We won’t go into the different methods cited but will say this – any process is only as good as the people behind it.
And that is what is often forgotten.
There is an entrenchment in the process and the individual becomes lost in the system. This can be for a variety of reasons.
The process dictates A, B and C – any deviation from this means the process isn’t being followed and therefore hasn’t been successful
Implementing a process well after the event because that is THE process the Organisation has in place. It is viewed as a safety net and one that thereafter is seen to dispel liability
Formal recording of the ‘risk’ overriding the care provision – the fear of scrutiny and / or litigation in the event the worst happens means that the words aren’t being listened to; the need for self-preservation overrides everything else
The unknown – individuals have taken steps to seek support from other sources, notably line managers – and when they expose their souls, their raw emotions, they are met with panic. If there isn’t a resource to turn to or an answer on a page in Organisationally supported text, they don’t know what to do. So do nothing – or worse provide damaging and false assurances
Any process is only as good as the person behind it.
A world renowned surgeon wont be at peak performance in the operating room if they are exhausted; a Champion formula one driver wont win the next race if they aren’t familiar with the course even if in the best performance car; a London Taxi driver wont get you from A to B as quickly as possible if they haven’t completed the Knowledge.
It is the person behind the process, not the process itself, which assures the success or failure of any welfare support plan.
Support must be people focused – delivered with true empathy and compassion on the basis of zero expectation of reward. It is privilege to be the person that someone reaches out to in their darkest hour; to be trusted with their secrets; to be the hand that is reached for in the dark pit of despair. If that honour is not enough then nothing will be.
True welfare is self-effacing not self-promoting. It is a relationship; a meeting of minds; an intimate transaction. The ability to listen to hear rather than respond – being present; being in the room, putting everything else aside.
It’s not clock watching.
It’s not worrying about the next meeting.
It’s not wondering how the situation can benefit you as the supporter.
It’s a vocation – a voluntary relationship entered into in the knowledge your positive interaction may have saved a life – and no one else will know about. It can be an immeasurable and un-measurable success. It’s about the people in the room.
And those people matter. The person being supported and the person giving the support.
So in considering the point posed – process vs people – the people must come first. The process is an enabler, but the people are the enabled – and there are two people. Never forget that.

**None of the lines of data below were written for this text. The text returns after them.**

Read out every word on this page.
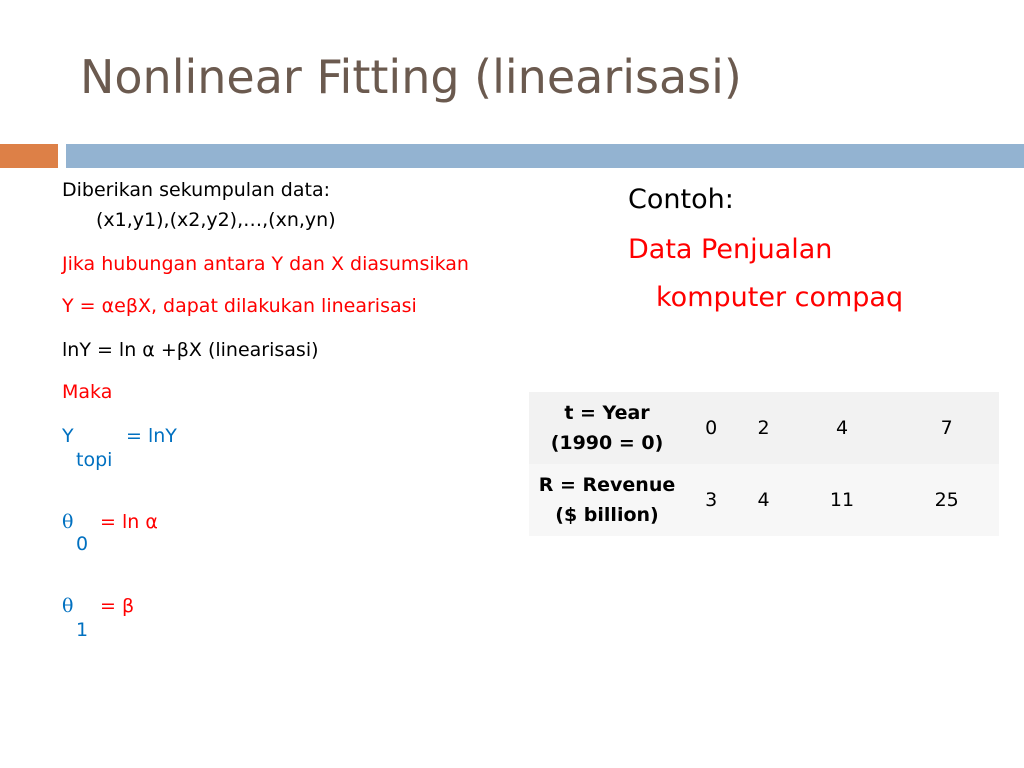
Nonlinear Fitting (linearisasi)
Diberikan sekumpulan data:
(x1,y1),(x2,y2),…,(xn,yn)
Jika hubungan antara Y dan X diasumsikan
Y = αeβX, dapat dilakukan linearisasi
lnY = ln α +βX (linearisasi)
Maka
Y
topi
= lnY
θ
0
= ln α
θ
1
= β
Contoh:
Data Penjualan
komputer compaq
t = Year
(1990 = 0)	0	2	4	7

R = Revenue
($ billion)	3	4	11	25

It may be an uncomfortable truth but it is a truth nonetheless. Being there to support an individual is hard – but more often than not the care advocate is supporting more than one individual.
This vicarious trauma can have an impact. Hearing similar failure after failure in the welfare culture leaves a mark – a level of frustration that is hard to explain.
You are left with the feeling of never having done enough but having been unable to do any more. Unable at times to reconcile personal action with the wordy bravado spouted by others.
One person battling an endemic system of injustice, moral ambiguity and lack of understanding – or wanting to understand.
The utter contempt shown towards welfare and compassion at a personal and professional level when oft there are simple solutions. The egregious cultural attitude of “leave if you don’t like it”, “you need to move on now”, “you aren’t suicidal if you are still talking to me” – all terms that we can empirically attest are very much alive within certain Organisations.
The blame culture – the individuals fault for lacking resilience; the supporters fault when the worst happens; everyone else’s fault except those who legally and morally should have taken responsibility.
Its not the process that decides whether someone lives or dies.